Small car, big impact
Mercedes-Benz's Smart car makes its Hawaii debut at a new Honolulu dealership. The tiny cars get 50 mpg -- but prices start at $27,995
Bill Stoutley sees them all day long -- curious passersby who stop to take a look at his cars, lined up on a small parking lot in Kakaako.
Some pull U-turns when they drive by. The more curious walk up, wander through the lot and ask a few questions.
SMART CAR SPECS
Dimensions: 8 feet 2 inches long, 5 feet wide (excluding mirrors), 5 feet 1 inch tall
Mileage: 50 miles per gallon, combined city/highway
Speed: Up to 90 mph
Price: $27,995 for a fully loaded coupe; $29,995 for a fully loaded convertible
Storage: 8 cubic feet on U.S. models
Sales and repair location: 831 Queen St.
Stoutley loves the attention -- that's part of his sell. And his tiny Smart cars, the first to be sold in Hawaii, are drawing plenty.
"If you do not want attention, you do not want this car," he said. "If you drive through Waikiki beach at an average speed of 20-30 miles per hour and sold neck braces, you'd be a millionaire."
The Smart cars, known for their rounded shape and tiny stature, were made popular in the metro areas of Europe, where narrow streets and limited parking helped boost worldwide sales to 800,000 since their debut nine years ago.
They aren't scheduled to officially hit the U.S. until early next year, but importers are already shipping the cars from Europe to conversion shops, which tailor them to U.S. safety and environmental standards.
Stoutley, at 6-foot-4, 240 pounds, has no problem fitting into the car, and even moves up the seat when he drives his to work.
He's been selling the cars through a dealership in Nevada for the past year and opened a shop in Hawaii a few weeks ago with 10 cars under the name Green Machine Inc. He said he saw a robust market in Hawaii after showing the cars outside the First Hawaiian Auto Show in March. Stoutley and a partner plan to open a rental location in Waikiki in several weeks along with another sales dealership this summer in Hawaii Kai or Kahala.
"We thought that Hawaii would be the perfect place because of the traffic situation that they have here, and the parking is not the best," he said. Two Smart cars can fit into one standard parking spot.
Smart stands for Swatch Mercedes ART, after the Swiss watchmaker who shaped the design of the car, and Mercedes-Benz, which manufactures it.
The Mercedes engineering ensures the safety of the car, a common concern for perspective drivers, Stoutley said. It is secured by a steel frame, which Smart likens to a nut protected by a hard outside shell, helping to dissipate the force of an impact. Side barriers are also built into each door, along with driver and passenger front and side airbags.
All of Stoutley's cars go through G&K Automotive Conversion Inc. in California before hitting Hawaii.
"It's a pretty extensive conversion," he said. "It now meets all the American requirements.
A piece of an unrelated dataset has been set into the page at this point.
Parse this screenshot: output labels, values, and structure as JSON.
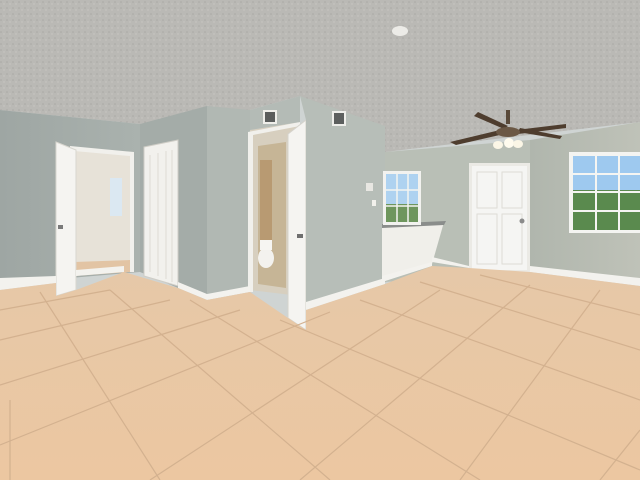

There's a lot of talk that it's a gray-area car -- No. This is a safe, unbelievable car."
John Browning, Stoutley's first Hawaii customer, ordered his first Smart car eight months ago, after stumbling on the Nevada dealership while on vacation. He drove the car in Italy three years ago.
"I fell in love with it, and I thought, 'God we need these for Hawaii,'" he said. He said he is so enthusiastic about the car that he is helping host a private launch celebration for the car in Hawaii Kai tomorrow.
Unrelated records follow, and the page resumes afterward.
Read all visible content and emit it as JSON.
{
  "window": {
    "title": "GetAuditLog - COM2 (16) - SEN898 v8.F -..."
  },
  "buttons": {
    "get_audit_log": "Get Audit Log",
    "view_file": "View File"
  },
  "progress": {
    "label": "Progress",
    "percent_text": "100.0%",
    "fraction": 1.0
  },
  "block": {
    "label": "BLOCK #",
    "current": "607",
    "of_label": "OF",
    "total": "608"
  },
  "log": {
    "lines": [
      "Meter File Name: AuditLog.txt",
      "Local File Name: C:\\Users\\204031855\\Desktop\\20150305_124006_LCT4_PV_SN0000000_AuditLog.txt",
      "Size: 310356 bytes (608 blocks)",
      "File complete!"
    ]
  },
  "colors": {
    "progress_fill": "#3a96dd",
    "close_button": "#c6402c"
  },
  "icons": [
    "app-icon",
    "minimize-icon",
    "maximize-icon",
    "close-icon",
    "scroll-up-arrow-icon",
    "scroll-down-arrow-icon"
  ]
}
Browning has since bought another Smart car -- a silver convertible -- for his wife and plans to purchase a third.
"The state didn't know what it was," he said. "I literally had somewhere around 45 pages of paper work to show that it was an actual approved U.S. vehicle before the state would register it."
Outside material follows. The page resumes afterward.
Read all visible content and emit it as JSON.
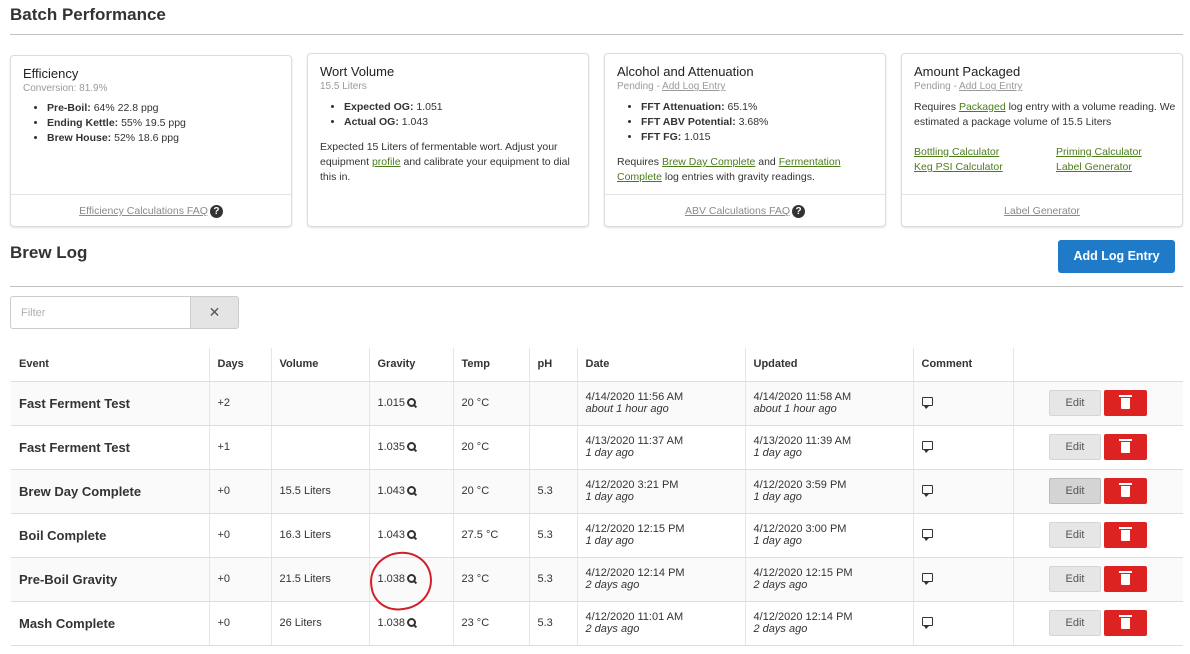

At between $27,995 for a fully loaded coupe to $29,995 for a fully loaded convertible in Hawaii, these cars top price ranges for many mid-sized cars. Stoutley said shipping and conversion costs contribute to the nearly double mark-up from European pricing. Most U.S. customers are collectors and people who drove the car in Europe, he said. He has sold three Smarts in Hawaii so far, without revealing sales goals: "I'm on Hawaiian time," he said.
Smart USA, a wholly owned subsidiary of UnitedAuto Group, will start selling a U.S. version of the car in 2008, ranging from just less than $12,000 for the entry-level coupe to $17,000 for a well-equipped convertible. The U.S. version of the car will be roughly 6 to 8 inches longer that the European version and have slight modifications in lighting and the gear shift, said Ken Kettenbeil, a spokesman for Bloomfield Hills, Mich.-based Smart USA.
Kettenbeil said the company doesn't plan to open a Honolulu location in its initial roll-out of 50 to 75 official Smart car dealers in early 2008. However, a local dealership could be added by late 2008 or early 2009, he said. The car has drawn response from all 50 states in its $99 online reservation program, he said, with "noticeable interest" from Hawaii. The company expects strong sales along the West Coast, Texas, Florida and large metro areas in the Midwest.